Músculos da mastigação do homem comparados aos do cavalo

Os músculos esqueléticos são estudados pela ciência anatômica chamada de Miologia. Essas estruturas são constituídas por fibras musculares que tem a capacidade de se contrair (diminuindo seu comprimento) e relaxar (alongando-se), estando unidas ao sistema ósseo e resultando em alavancas biológicas que permitem movimento em vários segmentos do corpo.
Os músculos da mastigação, tanto no homem quanto no cavalo, se dividem em duas funções: elevadores e depressores da mandíbula, sendo ambos inervados pelo nervo trigêmeo.

Músculos elevadores
- Masseter
No humano, o músculo masseter é retangular, espesso e forte, com origem na margem inferior do osso zigomático e inserção na face lateral do ramo da mandíbula (Figura 1-A). Sua função é elevar a mandíbula com maior potência e, por isso, está dividido em parte superficial e parte profunda, onde a superficial eleva a mandíbula de momento e a profunda faz a manutenção da oclusão durante longos períodos.
Por outro lado, no cavalo este mesmo músculo tem origem ao longo da crista facial e arcada zigomática, e possui largas inserções na porção caudolateral da mandíbula (Figura 1-B). Ele é um músculo bem desenvolvido, podendo além de elevar a mandíbula, puxá-la para o lado ipsilateral. Sua parte superficial apresenta fibras na vertical, enquanto na parte profunda as fibras seguem orientação ventrocaudal.

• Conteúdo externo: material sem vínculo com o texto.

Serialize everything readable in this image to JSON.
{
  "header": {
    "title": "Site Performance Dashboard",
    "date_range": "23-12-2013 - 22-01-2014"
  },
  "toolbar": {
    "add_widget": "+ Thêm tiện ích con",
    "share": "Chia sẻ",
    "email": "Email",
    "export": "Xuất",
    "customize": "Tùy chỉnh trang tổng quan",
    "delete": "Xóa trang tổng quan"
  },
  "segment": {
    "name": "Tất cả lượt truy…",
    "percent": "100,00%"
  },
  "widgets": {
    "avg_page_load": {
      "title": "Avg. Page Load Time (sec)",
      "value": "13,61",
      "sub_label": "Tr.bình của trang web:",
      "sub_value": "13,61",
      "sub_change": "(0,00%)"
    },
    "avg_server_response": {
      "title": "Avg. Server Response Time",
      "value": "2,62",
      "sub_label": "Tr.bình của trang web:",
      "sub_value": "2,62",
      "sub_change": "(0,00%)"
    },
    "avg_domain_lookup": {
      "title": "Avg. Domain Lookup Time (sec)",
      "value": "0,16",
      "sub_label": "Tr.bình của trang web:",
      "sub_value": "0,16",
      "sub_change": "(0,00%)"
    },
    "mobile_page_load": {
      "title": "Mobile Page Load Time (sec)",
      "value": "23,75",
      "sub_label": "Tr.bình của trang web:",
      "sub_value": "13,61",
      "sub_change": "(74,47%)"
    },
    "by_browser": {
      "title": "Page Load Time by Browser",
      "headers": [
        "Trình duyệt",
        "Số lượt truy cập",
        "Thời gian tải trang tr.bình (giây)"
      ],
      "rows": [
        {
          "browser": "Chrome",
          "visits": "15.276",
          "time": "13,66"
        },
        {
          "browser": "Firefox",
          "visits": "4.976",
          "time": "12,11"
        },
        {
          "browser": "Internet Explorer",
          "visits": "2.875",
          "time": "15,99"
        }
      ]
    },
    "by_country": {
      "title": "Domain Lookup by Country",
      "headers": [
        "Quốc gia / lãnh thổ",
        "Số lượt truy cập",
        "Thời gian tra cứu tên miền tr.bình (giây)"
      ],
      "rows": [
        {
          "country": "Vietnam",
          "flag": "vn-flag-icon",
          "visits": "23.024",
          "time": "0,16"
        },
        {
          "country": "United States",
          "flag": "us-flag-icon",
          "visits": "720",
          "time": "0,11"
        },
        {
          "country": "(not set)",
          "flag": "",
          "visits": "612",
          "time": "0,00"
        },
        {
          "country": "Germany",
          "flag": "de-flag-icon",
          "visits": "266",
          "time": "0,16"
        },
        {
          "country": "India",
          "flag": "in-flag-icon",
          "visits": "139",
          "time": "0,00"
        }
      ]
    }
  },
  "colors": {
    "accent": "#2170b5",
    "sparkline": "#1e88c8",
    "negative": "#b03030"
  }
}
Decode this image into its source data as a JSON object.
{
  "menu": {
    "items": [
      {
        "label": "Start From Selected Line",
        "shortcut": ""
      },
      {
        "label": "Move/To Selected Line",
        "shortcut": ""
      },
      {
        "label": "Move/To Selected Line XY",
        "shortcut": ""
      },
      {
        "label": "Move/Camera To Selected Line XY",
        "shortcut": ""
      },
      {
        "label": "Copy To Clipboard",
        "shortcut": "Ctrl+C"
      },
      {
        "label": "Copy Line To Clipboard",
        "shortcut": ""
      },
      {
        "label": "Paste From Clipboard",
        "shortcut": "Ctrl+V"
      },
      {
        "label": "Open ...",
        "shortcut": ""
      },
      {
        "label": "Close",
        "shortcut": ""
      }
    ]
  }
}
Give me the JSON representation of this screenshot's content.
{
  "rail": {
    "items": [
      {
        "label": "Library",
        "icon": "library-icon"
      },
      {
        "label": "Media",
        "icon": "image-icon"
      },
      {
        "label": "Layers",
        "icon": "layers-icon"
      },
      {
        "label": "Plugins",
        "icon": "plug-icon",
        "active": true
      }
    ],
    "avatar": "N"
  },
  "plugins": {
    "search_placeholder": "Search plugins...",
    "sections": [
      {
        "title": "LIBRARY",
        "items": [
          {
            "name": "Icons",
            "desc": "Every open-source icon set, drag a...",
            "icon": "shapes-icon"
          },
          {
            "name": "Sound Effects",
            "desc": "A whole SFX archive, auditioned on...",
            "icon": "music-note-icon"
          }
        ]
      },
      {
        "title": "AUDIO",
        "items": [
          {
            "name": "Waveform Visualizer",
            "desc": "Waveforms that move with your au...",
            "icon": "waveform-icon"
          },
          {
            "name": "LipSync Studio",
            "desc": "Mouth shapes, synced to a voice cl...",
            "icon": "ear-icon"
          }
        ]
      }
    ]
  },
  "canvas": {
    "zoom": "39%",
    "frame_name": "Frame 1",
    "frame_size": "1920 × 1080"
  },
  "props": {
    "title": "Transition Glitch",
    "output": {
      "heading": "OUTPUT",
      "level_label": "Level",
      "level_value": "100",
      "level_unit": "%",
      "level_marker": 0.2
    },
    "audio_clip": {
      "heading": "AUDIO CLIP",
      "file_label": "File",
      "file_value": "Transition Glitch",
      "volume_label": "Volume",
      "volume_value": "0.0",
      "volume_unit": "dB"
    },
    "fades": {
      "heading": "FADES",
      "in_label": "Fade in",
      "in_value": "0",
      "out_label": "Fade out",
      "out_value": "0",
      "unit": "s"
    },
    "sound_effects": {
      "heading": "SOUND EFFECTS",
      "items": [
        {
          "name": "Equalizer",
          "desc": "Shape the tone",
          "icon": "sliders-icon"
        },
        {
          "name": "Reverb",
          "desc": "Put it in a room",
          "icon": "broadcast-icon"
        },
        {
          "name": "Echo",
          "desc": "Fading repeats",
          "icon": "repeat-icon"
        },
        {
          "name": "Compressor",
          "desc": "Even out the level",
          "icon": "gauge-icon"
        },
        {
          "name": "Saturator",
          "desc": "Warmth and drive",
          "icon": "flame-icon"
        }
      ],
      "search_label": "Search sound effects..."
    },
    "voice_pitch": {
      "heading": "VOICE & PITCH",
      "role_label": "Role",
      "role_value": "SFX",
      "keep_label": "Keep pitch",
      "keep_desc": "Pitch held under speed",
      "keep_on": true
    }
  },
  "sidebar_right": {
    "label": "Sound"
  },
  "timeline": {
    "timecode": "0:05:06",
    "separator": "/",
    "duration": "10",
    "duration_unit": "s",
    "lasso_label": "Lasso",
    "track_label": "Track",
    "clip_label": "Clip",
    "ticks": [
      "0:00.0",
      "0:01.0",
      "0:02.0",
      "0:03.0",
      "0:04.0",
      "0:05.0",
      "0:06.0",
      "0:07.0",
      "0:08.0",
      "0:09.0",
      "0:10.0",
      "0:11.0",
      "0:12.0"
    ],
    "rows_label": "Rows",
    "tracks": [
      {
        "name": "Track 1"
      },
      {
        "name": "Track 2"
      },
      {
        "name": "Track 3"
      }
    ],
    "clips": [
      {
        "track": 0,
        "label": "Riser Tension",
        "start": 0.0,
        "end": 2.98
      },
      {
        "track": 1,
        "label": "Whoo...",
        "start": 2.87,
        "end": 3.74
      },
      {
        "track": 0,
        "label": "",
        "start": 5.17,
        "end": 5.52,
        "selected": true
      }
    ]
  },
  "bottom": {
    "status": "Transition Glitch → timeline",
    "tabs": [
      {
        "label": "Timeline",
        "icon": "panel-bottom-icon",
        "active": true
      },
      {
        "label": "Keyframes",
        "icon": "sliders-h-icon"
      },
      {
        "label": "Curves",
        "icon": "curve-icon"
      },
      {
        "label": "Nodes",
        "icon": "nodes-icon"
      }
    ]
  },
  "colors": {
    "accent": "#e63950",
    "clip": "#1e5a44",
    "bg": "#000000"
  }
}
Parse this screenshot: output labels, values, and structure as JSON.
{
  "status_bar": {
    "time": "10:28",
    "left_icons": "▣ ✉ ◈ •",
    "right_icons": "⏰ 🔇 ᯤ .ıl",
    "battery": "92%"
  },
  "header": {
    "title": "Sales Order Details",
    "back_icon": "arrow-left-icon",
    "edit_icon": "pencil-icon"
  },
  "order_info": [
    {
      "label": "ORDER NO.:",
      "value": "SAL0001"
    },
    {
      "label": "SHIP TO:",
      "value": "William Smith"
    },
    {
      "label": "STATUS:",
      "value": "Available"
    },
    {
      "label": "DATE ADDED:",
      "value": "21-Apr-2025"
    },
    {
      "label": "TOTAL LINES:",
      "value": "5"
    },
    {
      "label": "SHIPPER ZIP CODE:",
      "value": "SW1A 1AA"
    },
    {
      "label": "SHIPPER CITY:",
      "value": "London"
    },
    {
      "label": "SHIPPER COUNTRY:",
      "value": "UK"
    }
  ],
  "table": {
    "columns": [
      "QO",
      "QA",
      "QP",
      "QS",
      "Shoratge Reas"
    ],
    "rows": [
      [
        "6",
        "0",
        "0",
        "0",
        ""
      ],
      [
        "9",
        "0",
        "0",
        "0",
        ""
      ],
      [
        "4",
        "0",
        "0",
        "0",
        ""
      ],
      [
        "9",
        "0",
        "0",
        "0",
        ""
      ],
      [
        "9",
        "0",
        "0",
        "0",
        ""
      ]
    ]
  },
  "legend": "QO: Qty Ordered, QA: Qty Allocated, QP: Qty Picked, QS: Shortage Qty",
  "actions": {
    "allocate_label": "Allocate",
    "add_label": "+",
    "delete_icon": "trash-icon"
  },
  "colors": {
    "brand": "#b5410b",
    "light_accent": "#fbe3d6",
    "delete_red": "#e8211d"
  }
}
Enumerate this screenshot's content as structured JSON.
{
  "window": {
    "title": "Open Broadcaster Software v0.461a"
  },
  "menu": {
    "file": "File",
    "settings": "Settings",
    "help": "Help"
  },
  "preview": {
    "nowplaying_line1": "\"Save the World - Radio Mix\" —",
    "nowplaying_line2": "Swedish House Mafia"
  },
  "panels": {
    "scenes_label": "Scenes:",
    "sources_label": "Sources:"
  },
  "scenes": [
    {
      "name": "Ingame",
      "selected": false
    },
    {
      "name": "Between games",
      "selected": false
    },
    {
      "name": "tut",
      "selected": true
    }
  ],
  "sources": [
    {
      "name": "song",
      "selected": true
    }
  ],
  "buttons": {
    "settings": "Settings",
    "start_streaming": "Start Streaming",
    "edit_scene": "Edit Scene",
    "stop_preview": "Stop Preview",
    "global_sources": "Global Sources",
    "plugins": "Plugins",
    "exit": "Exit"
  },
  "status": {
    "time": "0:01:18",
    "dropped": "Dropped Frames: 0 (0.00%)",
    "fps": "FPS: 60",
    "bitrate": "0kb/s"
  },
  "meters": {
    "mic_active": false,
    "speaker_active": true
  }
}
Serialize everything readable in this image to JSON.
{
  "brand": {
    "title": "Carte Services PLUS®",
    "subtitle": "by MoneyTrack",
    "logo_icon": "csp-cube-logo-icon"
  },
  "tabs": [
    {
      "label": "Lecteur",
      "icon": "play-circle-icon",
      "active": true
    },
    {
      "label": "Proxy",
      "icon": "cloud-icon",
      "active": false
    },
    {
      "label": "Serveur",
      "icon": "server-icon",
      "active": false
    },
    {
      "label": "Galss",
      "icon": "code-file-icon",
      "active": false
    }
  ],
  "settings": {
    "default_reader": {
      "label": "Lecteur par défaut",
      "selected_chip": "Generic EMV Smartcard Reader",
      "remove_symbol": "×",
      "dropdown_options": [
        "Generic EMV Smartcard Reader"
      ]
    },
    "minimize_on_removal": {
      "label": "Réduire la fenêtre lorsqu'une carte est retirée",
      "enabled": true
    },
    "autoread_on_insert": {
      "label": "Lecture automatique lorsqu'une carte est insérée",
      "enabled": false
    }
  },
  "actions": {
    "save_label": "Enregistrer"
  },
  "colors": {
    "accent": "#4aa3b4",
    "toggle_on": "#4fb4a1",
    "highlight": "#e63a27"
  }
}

Figura 1: Vista lateral dos músculos masseter do homem (A) e do cavalo (B), indicados por seta.


- Pterigoideo
Nos humanos, o músculo pterigoideo medial (Figura 2-A) apesar de menor apresenta as mesmas características do masseter (retangular e inserido no ramo da mandíbula), sendo um músculo de força. Ele está inserido na face medial da região do ângulo da mandíbula, tem origem na fossa pterigoidea e sua inserção descola a mandíbula ligeiramente para frente. Nos equinos, os músculos pterigoideos medial (Figura 2-B) e lateral têm função de elevação, enquanto nos humanos o lateral é um músculo depressor. Além disso, também é um músculo de força, com origem e inserção semelhantes a do masseter, sendo fixados na região medial da mandíbula.

Figura 2: Vista lateral do músculo pterigoideo do homem (A) e vista inferior do mesmo músculo no cavalo (B), indicados por seta.

- Temporal
No homem, o músculo temporal é coberto pela fáscia temporal (Figura 3-A) e tem mais função de movimento do que de força, apesar de ser grande e potente. Com origem no soalho da fossa temporal e superfície medial da fáscia temporal, e inserção no processo coronóide da mandíbula, suas fibras anteriores elevam a mandíbula, enquanto as fibras posteriores são essencialmente retrusoras da mesma. Já no cavalo, este músculo tem por função o encerramento da mandíbula, apesar de ser pequeno e pouco desenvolvido, uma vez que a abertura vertical da articulação temporomandibular é bem limitada (Figura 3-B).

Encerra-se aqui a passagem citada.